My new drain cleaning tools arrived yesterday afternoon.
So today I ventured into uncharted waters. 2- floor drains, a laundry sink and camera a wc.
The floor drains went very slick, both were full of leaves and silt as a water main broke 2 nights ago and flooded their basements(still not sure where the leaves came from) then a laundry sink on the same street came over when I was doing the floor drains. The fd were for insurance so I don't feel bad charging a 2 hr min as quoted. The laundry sink I gave the guy a break and did it for a case of beer. In all those 3 took 20mins. Then I camera a drain at a furniture store that had the bathroom out of order for a year as he had snaked the drain a hundred times. So I camerad for half hour, all clean, then tipped the toilet back to get the wax off and a huge grossness sticking out the bottom, I turned my head and reached in through a bag and felt a nail or something covered n toiletries. I got it out reset the toilet and works good as new.
Glad no one was around to see that one. Lol. Made me laugh.


----------



## SewerRat (Feb 26, 2011)

Not bad for a first day!

I think to give someone a break on your first day is OK, but avoid the temptation in the future.


----------



## AlbacoreShuffle (Aug 28, 2011)

SewerRat said:


> Not bad for a first day!
> 
> I think to give someone a break on your first day is OK, but avoid the temptation in the future.

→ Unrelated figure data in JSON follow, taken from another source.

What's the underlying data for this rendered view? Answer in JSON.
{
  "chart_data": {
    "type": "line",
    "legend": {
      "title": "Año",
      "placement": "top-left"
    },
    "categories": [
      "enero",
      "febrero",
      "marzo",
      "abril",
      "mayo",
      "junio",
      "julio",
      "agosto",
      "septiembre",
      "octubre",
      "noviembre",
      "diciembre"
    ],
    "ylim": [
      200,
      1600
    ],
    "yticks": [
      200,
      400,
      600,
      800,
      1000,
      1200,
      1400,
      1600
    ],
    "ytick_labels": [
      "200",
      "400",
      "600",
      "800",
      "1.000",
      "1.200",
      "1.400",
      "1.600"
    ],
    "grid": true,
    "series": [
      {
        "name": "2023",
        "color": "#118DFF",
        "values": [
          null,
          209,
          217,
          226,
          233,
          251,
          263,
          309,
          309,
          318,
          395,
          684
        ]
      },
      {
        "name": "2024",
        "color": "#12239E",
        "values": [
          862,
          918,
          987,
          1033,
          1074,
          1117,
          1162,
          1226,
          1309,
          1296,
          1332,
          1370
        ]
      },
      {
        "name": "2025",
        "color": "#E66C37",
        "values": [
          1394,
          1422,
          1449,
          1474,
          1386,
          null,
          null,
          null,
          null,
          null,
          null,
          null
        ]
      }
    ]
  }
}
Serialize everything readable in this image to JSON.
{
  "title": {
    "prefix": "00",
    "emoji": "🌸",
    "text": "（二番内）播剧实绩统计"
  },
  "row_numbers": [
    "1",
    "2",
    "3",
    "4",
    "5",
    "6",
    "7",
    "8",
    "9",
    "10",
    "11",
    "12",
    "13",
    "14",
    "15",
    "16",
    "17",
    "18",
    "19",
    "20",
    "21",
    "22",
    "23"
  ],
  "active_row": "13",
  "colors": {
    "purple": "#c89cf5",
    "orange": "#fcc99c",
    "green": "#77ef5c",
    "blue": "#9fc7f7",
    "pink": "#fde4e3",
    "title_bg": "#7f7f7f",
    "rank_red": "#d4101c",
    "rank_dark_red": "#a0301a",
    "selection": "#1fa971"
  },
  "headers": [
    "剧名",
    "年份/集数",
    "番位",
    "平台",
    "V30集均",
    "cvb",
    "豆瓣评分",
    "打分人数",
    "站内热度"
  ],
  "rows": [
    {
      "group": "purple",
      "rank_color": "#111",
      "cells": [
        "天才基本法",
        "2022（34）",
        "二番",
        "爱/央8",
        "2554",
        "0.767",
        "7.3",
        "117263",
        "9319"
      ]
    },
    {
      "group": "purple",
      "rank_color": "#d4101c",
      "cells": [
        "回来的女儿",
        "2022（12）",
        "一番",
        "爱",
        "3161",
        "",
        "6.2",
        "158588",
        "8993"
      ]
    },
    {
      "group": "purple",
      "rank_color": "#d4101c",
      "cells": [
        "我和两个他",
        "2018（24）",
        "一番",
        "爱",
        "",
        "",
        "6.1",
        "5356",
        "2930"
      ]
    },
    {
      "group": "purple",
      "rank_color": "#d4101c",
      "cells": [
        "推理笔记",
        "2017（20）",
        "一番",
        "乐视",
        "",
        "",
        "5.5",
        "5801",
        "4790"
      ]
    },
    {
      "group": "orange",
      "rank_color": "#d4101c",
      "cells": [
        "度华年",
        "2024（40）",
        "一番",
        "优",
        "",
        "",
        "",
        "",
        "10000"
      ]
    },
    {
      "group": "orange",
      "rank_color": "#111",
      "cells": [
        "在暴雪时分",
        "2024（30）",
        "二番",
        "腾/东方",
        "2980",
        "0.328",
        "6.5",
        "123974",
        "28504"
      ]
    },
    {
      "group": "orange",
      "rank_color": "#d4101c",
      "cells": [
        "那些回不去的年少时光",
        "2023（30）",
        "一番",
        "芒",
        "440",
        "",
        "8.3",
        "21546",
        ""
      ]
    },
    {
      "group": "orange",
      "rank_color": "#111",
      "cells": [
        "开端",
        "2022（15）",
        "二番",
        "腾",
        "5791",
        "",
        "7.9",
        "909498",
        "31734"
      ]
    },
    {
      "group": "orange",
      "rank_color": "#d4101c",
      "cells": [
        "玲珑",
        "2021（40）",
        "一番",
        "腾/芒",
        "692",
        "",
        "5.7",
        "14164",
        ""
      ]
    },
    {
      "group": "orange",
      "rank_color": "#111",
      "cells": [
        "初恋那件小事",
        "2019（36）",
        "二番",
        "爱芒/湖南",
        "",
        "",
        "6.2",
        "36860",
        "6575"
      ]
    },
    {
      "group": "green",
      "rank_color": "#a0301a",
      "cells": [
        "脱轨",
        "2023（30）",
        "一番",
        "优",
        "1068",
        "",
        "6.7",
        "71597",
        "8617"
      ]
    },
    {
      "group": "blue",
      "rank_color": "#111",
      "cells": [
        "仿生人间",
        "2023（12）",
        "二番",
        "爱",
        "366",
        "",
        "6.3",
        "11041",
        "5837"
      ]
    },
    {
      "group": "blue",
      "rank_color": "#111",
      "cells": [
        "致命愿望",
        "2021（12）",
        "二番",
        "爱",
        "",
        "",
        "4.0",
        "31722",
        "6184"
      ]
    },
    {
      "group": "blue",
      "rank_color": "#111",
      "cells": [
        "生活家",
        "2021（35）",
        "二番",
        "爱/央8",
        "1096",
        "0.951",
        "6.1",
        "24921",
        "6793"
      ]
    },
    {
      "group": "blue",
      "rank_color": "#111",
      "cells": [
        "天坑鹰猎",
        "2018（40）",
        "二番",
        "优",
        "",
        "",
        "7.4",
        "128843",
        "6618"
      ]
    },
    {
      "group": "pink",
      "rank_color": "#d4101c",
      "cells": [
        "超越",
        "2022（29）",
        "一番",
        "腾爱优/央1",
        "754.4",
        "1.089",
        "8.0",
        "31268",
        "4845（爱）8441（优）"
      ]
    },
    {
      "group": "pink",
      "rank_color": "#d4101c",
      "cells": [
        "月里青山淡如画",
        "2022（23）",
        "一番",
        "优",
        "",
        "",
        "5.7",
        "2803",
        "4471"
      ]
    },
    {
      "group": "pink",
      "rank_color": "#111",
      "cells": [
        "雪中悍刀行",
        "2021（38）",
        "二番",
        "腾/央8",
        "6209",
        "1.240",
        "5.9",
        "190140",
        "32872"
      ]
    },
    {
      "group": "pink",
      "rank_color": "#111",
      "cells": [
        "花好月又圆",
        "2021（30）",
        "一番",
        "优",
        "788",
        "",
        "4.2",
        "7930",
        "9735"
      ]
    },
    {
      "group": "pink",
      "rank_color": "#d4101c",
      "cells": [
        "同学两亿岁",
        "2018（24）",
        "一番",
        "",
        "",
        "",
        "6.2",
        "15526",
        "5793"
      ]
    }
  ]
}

Depends on what flavor beer he got .

http://most-expensive.net/most-expensive-beer

*Crown Ambassador*: This bottle sells for $91 is considered on the expensive side. The beer is manufactured by Fosters which is thinking to sell out the limited editions of this beer to boost the image of premium lagers.http://mytop10list.com/wp-content/uploads/2011/07/crown-ambassador.jpg


----------



## Doubletap (May 5, 2010)

Thats the thing about charging flat rates for sewer cleaning sometimes you make REALLY good money and sometimes you work really hard for your money.


----------



## highpoint (Mar 3, 2009)

Another great day. Left my phone in my van last night and missed a killer one, for the city, kick myself for that. Today got a quick one with my k45 . That thing is awesome. Im gonna start guerilla advertising next week !


----------